Aaron Blendowski From The Dark (Sublime Viewfinder) mirror

Sue Ravitz TV Stastic (Red, Blue, Yellow) needlepoint wall panels

Sue Ravitz Braided Rug

Sue Ravitz Throw Blanket

 

About Aaron Blendowski

Aaron Blendowski received a BFA from College for Creative Studies and an MFA from Cranbrook Academy of Art. At his studio in Detroit’s Eastern Market, he produces work that ranges from functional sculpture and furniture to two-dimensional graphics. The growth and diversity of his city informs larger existential questions raised in his work. Blendowski utilizes his training as a sculptor and an industrial designer to experiment with materials, sometimes focusing on their purity and sometimes transforming them as far as he can from their original state. Blendowski has shown work with Cranbrook Art Museum (Bloomfield Hills, MI), Atlanta Contemporary (Atlanta, GA), In Good Company (Brooklyn, NY), Wasserman Projects (Detroit, MI) and Superhouse (New York, NY). His work has been featured in numerous publications, including Damn, Design Milk, Document Journal, Elle Decor Italia, Interior Design, Paper, Sight Unseen and The Design Edit. Blendowski lives and works in Detroit, Michigan.

 

About Sue Ravitz

Sue Ravitz grew up a small-town girl, in Kalamazoo, Michigan. For generations, the women in her family did crafts.
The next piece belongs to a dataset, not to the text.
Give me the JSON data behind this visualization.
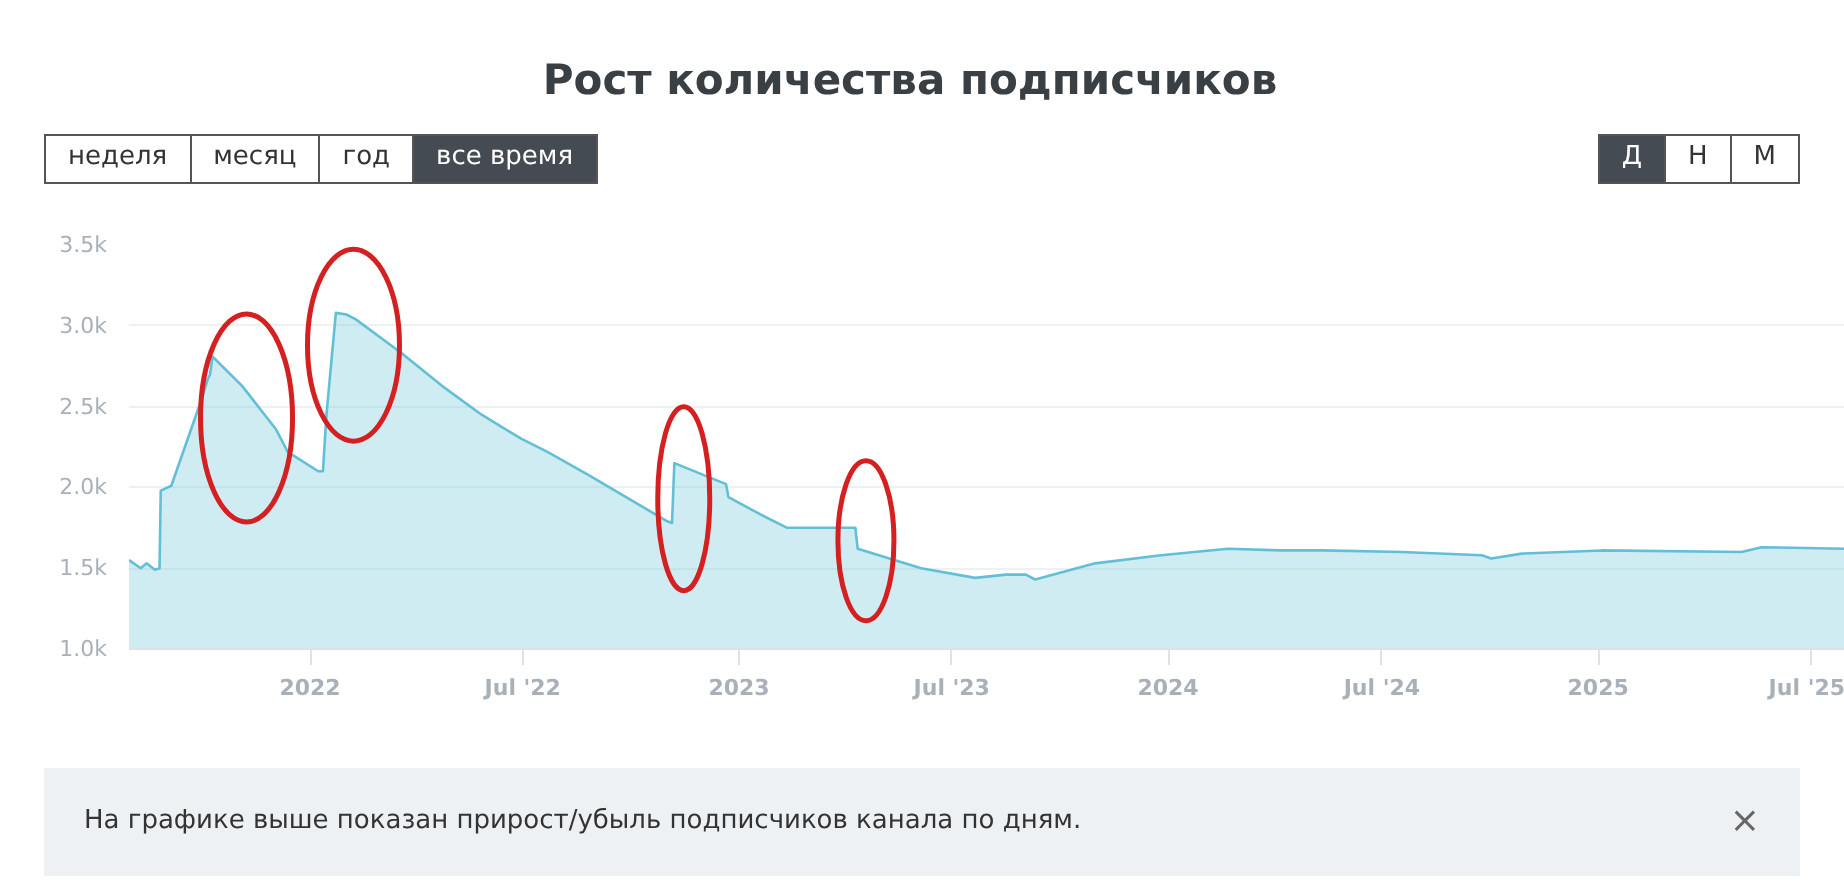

While she began doing handicrafts at an early age, she was never exposed to “fine art.” She continued her practice while raising her family in Chicago, Illinois. When her children left home, she began to explore color more seriously. She spent hours every day knitting small blocks of patterns, spreading them out on the floor, and considering how they related to each other. During this time, she and her husband actively collected art, primarily reductive, monochrome paintings – all surface and color. After moving to New York, New York in 2006, Ravitz began making rugs. She continues to braid, hook, crochet, and stitch, but her focus remains primarily on color interaction, no matter the medium. Ravitz had a solo presentation of her rugs and paintings at Mondo Cane Gallery (New York, NY) – now Patrick Parrish – and showed her needlework in a group exhibition at Minus Space (Brooklyn, NY). From 2020 – 2021, Ravitz curated, and then published, Painting on Porch, a series and book of paintings paired with her furniture collection and installed on the porch of her Connecticut farmhouse. Ravitz also directs and curates the program at 57W57ARTS. The artist lives and works in Wilton, Connecticut.